US 12,308,922 B2
Reinforcement learning machine learning-assisted beam pair selection for handover in radio access networks
Sebastian Thalanany, Kildeer, IL (US); Narothum Saxena, Hoffman Estates, IL (US); and Michael S. Irizarry, Barrington Hills, IL (US)
Assigned to United States Cellular Corporation, Chicago, IL (US)
Filed by United States Cellular Corporation, Chicago, IL (US)
Filed on Dec. 30, 2022, as Appl. No. 18/091,557.
Prior Publication US 2024/0223256 A1, Jul. 4, 2024
Int. Cl. H04B 7/06 (2006.01); H04W 72/044 (2023.01); H04W 72/0457 (2023.01); H04W 72/50 (2023.01)

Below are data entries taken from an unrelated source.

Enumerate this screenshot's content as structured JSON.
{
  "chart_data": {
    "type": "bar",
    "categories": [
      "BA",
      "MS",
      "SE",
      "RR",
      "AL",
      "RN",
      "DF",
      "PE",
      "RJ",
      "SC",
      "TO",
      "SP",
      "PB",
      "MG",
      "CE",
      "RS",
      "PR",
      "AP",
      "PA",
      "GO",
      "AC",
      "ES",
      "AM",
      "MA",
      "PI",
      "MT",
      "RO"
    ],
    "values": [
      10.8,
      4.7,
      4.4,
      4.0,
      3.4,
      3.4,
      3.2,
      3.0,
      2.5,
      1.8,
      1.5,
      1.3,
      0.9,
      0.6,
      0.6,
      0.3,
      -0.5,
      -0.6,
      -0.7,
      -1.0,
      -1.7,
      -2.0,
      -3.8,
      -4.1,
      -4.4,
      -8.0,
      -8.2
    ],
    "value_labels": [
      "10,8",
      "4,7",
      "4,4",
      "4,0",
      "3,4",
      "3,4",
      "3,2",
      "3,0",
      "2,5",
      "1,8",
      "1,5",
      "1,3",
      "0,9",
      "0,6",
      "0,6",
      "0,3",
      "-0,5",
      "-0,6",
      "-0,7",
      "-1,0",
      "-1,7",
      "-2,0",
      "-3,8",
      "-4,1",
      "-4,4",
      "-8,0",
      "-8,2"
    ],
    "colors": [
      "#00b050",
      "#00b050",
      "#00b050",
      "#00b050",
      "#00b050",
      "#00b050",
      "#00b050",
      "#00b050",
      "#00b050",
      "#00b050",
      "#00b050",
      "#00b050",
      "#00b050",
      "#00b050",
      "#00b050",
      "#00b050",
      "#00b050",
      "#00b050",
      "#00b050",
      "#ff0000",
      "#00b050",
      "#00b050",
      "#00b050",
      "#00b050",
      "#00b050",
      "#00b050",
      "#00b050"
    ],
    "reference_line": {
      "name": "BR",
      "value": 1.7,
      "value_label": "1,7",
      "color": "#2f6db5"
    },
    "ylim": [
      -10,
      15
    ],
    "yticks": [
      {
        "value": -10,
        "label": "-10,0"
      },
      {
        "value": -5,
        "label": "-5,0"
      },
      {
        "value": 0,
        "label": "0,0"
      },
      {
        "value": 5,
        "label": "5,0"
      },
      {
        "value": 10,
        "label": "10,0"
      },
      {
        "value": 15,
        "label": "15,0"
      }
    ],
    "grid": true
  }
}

CPC H04B 7/0639 (2013.01) [H04W 72/0457 (2023.01); H04W 72/046 (2013.01); H04W 72/535 (2023.01)] 20 Claims
OG exemplary drawing
 
1. A method carried out over a mobile wireless network for performing beam pair (BP) and end-to-end (E2E) network slice selection for supporting an invoked service on a mobile equipment (ME), the method comprising:
establishing an initial BP with a radio access network (RAN) node, using an available link policy, enabling communicating a request to the RAN node including an indication of a desired service level for a service invoked on the ME;
updating, in accordance with the indication of a desired service level, a link policy and an E2E network slice policy by performing a reinforcement learning, wherein the link policy is used to select a BP for the ME for a given ME mobility pattern, and wherein the E2E network slice policy is used to select an E2E network slice for the desired service level for the service invoked on the ME; and
selecting an E2E network slice including a target BP selected according to the link policy, to support the service invoked by the ME.